Since LCM(a,b) = m, then a|m and b|m. Since LCM(a,b) = m = b*k, then a|bk. <And by the Euclid's Lemma, if a|bc and GCD(a,b) = 1, then a|c>. So
a|k. So a*j = k for some natural number j, and therefore a </= k.

I'm sure I have to derive that a >/= k by the antecedent. I'm trying to use the property that GCD(a,b) = 1 = a*x + b*y for some integers x and y by showing that k|a. But I'm stuck.

Any suggestions? Thanks

Edit: Maybe I should have posted this in Number Theory. Mod, can you move it if you think it should be there?

Last edited: Sep 23, 2004
2. Sep 23, 2004

NateTG

There's a nice proof using the fundemental theorem of algebra.

3. Sep 23, 2004

Yoss

I'm sorry NateTG, I don't follow.
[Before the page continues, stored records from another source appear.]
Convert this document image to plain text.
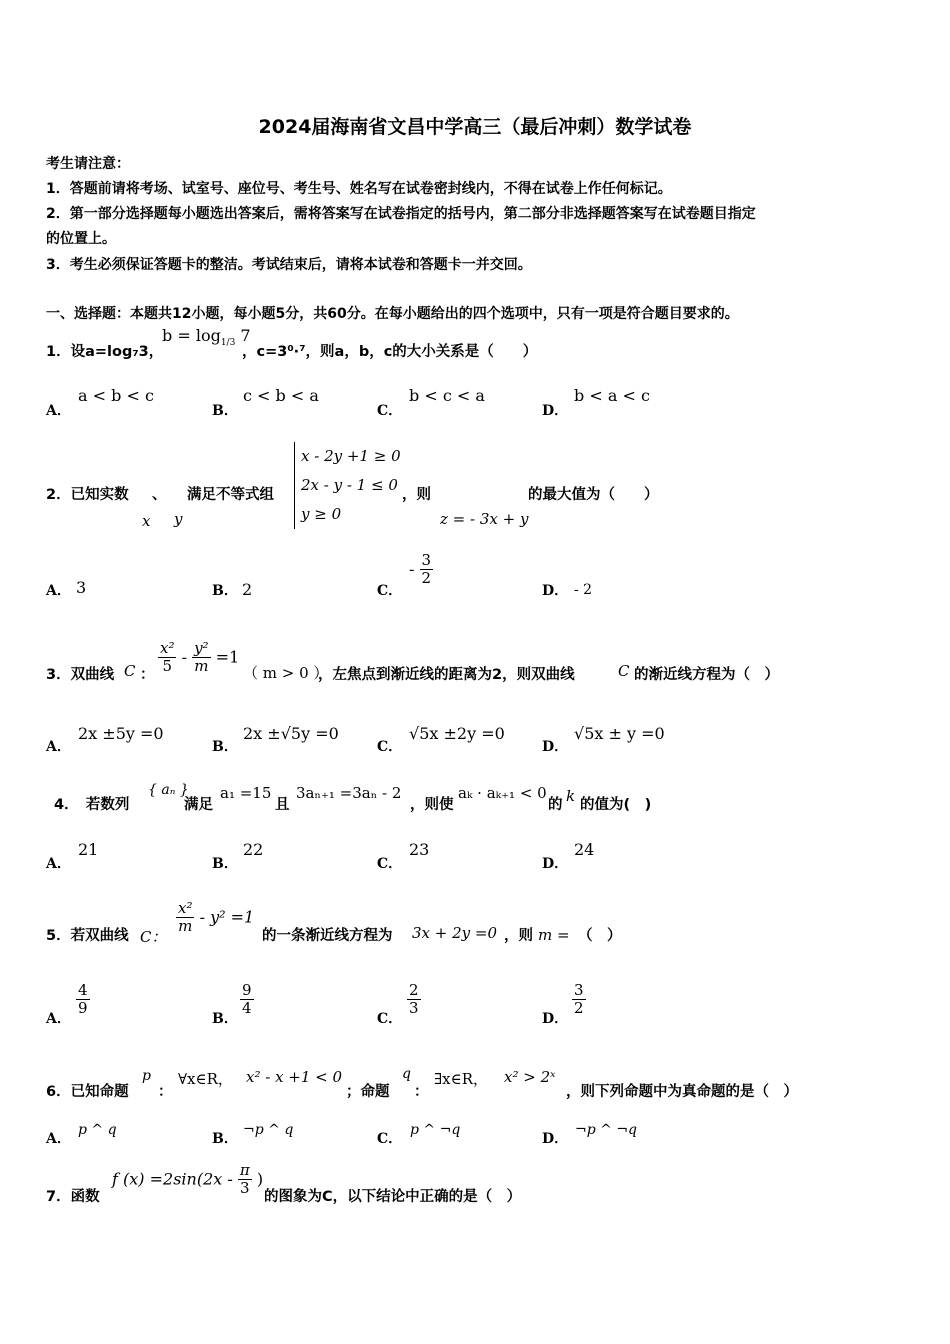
2024届海南省文昌中学高三（最后冲刺）数学试卷
考生请注意：
1．答题前请将考场、试室号、座位号、考生号、姓名写在试卷密封线内，不得在试卷上作任何标记。
2．第一部分选择题每小题选出答案后，需将答案写在试卷指定的括号内，第二部分非选择题答案写在试卷题目指定
的位置上。
3．考生必须保证答题卡的整洁。考试结束后，请将本试卷和答题卡一并交回。
一、选择题：本题共12小题，每小题5分，共60分。在每小题给出的四个选项中，只有一项是符合题目要求的。
1．设a=log₇3，
$b = \log_{1/3} 7$
，c=3⁰·⁷，则a，b，c的大小关系是（　　）
A．
a < b < c
B．
c < b < a
C．
b < c < a
D．
b < a < c
2．已知实数 、 满足不等式组
x y
x - 2y +1 ≥ 0
2x - y - 1 ≤ 0
y ≥ 0
，则
z = - 3x + y
的最大值为（　　）
A． 3	B． 2	C．
- $\frac{3}{2}$
D． - 2
3．双曲线 C ：
$\frac{\text{x²}}{5} - \frac{\text{y²}}{m} =1$
（ m > 0 ）
，左焦点到渐近线的距离为2，则双曲线	C 的渐近线方程为（　）
A．
2x ±5y =0
B．
2x ±√5y =0
C．
√5x ±2y =0
D．
√5x ± y =0
4．　若数列
{ aₙ }
满足
a₁ =15
且
3aₙ₊₁ =3aₙ - 2
，则使
aₖ · aₖ₊₁ < 0
的 k 的值为(　)
A．
21
B．
22
C．
23
D．
24
5．若双曲线 C：
$\frac{\text{x²}}{m} - y^2 =1$
的一条渐近线方程为 3x + 2y =0 ，则 m = （　）
A．
$\frac{4}{9}$
B．
$\frac{9}{4}$
C．
$\frac{2}{3}$
D．
$\frac{3}{2}$
6．已知命题
p
：
∀x∈R， x² - x +1 < 0
；命题
q
：
∃x∈R， x² > 2ˣ
，则下列命题中为真命题的是（　）
A．
p ^ q
B．
¬p ^ q
C．
p ^ ¬q
D．
¬p ^ ¬q
7．函数
f $(x) =2\sin(2x - \frac{\pi}{3}$ )
的图象为C，以下结论中正确的是（　）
Can you please elaborate?

4. Sep 23, 2004

Yoss

I think you might mean Fundamental Theorem of Arithmetic.

5. Sep 23, 2004

NateTG

Yep. Sorry. Apparently I need to sleep more.

6. Sep 23, 2004

Yoss

Am I even on the right track? It feels like I'm missing some trivial property that I need to solve this. Can anyone suggest something, and perhaps how to apply the FTA to this? Thanks.

7. Sep 23, 2004

NateTG

Yeah, I think you're almost there.
You're trying to prove that $$a \geq k$$, right?
You might want to use the fact that $$LCM(a,b) \leq ab$$ since $$ab$$ is obviously a common multiple.

8. Sep 23, 2004

Gokul43201

Staff Emeritus
Also, the more general result :(a,b)*((a,b)) = ab where () is GCD, (( )) is LCM follows directly from

$$(a,b) = \prod_i p_i^{min(k_i,l_i)} ~~$$ and

$$((a,b)) = \prod_i p_i^{max(k_i,l_i)}~~$$ where

$$a = \prod_i p_i^{k_i} ~~$$ and

$$b = \prod_i p_i^{l_i}$$

Last edited: Sep 23, 2004
9. Sep 24, 2004

Yoss

I knew it was something trivial I didn't see. Thanks NateG and Goku.